Smedberg points to Frucor Suntory, one of ANZ’s largest beverage companies, as an example of how digitisation can have wide-ranging impacts on a business’s ability to minimise disruptions and work more nimbly regardless of the circumstances.
“The business created digital touchpoints and analytics throughout its supply chain, including for online ordering systems, quality assurance, stock checks, customer service, and delivery processes,” says Smedberg.
“Not only did this give Frucor a far better understanding of the needs and habits of its 3,000 retail customers, but it also enabled business continuity as nearly all aspects of its operations can now be done remotely or online. This meant that any stores that remained open throughout lockdown were still able to use the online portal to order.
Frucor also uses planning software to manage warehousing space and ensure seamless distribution. Throughout the pandemic, this technology has reduced the time it takes to cater to retailers running low on stock. It has also helped Frucor manage stock levels, warehousing space and costs since many retail outlets closed during lockdown.
Faster businesses in general
It’s not just supply chain operations that could use a boost in speed. With pandemic responses proving that previously unthinkable turnaround times were, in fact, thinkable, businesses and their decision-making are also likely to get quicker.
“During the height of the pandemic in Australia, we also saw customers make decisions about and implement technology in days or weeks – processes that previously would have taken months,” Smedberg says. “This included one of Australia’s largest grocery retailers who overhauled its delivery service in the course of a weekend, to better support vulnerable customers.”
“Additionally, one major Australian financial institution was able to source and buy face masks for staff in less than 24 hours.”
“As a result of Australian businesses successfully implementing these changes at a faster pace, it's likely we’ll see a longer-term impact on expectations of delivery times and faster innovation in the future.”

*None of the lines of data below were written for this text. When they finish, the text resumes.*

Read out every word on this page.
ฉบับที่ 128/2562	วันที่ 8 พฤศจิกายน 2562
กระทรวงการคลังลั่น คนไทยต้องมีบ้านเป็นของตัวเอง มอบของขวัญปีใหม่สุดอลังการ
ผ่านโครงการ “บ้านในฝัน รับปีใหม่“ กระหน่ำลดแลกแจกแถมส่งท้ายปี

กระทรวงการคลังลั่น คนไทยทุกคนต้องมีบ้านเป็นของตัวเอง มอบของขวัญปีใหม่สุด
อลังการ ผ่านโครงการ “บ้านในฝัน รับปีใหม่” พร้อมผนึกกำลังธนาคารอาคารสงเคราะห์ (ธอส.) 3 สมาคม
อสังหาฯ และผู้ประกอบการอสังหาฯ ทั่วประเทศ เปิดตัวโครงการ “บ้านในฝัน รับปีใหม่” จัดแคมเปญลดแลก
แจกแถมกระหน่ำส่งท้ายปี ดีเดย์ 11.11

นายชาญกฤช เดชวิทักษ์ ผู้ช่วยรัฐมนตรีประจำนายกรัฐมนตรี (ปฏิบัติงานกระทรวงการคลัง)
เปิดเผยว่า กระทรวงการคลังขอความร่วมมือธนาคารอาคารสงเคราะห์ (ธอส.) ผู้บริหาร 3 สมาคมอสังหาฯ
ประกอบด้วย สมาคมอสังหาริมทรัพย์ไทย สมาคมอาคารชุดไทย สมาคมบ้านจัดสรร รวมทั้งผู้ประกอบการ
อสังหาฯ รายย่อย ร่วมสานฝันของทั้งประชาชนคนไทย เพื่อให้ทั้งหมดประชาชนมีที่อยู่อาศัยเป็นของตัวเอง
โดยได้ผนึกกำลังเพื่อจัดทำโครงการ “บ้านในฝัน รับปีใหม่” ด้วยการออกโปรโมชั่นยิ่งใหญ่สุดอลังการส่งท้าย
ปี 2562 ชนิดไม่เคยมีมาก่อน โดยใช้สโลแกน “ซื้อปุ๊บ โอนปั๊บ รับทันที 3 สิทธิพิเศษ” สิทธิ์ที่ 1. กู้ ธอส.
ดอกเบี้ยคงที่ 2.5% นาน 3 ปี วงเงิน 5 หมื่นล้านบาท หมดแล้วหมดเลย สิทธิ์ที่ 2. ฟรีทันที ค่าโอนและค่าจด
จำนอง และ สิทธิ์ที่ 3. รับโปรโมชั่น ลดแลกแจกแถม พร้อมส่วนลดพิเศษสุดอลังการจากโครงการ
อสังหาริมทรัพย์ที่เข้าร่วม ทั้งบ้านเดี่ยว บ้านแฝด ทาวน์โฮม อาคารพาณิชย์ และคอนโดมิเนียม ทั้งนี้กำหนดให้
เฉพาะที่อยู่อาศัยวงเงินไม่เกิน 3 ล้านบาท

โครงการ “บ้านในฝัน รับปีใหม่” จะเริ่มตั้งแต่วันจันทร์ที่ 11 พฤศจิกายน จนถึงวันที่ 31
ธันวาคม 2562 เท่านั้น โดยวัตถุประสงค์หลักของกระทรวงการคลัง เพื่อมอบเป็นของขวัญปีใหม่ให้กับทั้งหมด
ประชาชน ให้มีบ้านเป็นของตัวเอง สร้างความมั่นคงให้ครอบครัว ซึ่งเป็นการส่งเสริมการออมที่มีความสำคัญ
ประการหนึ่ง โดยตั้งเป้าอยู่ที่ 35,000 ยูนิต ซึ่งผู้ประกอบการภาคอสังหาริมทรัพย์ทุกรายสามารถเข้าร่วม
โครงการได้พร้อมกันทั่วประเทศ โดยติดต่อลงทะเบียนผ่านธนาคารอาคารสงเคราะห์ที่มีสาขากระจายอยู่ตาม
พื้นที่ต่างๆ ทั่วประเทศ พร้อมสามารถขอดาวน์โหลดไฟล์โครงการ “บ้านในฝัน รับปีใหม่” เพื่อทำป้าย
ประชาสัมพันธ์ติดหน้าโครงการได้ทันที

However, some of this swiftness goes back to the right investments in technology. To make the evidence-based decisions that help businesses react to sudden shifts, they’ll need deep data insights into a variety of scenarios and intimate knowledge of their supply chains – the kind that can likely only be achieved through technology-enabled visibility.
While there is no way to completely insulate a business from the effects of an event like a global pandemic, using technology to gain better visibility, work smarter and make faster decisions can help to manage impacts on Australia’s supply chains.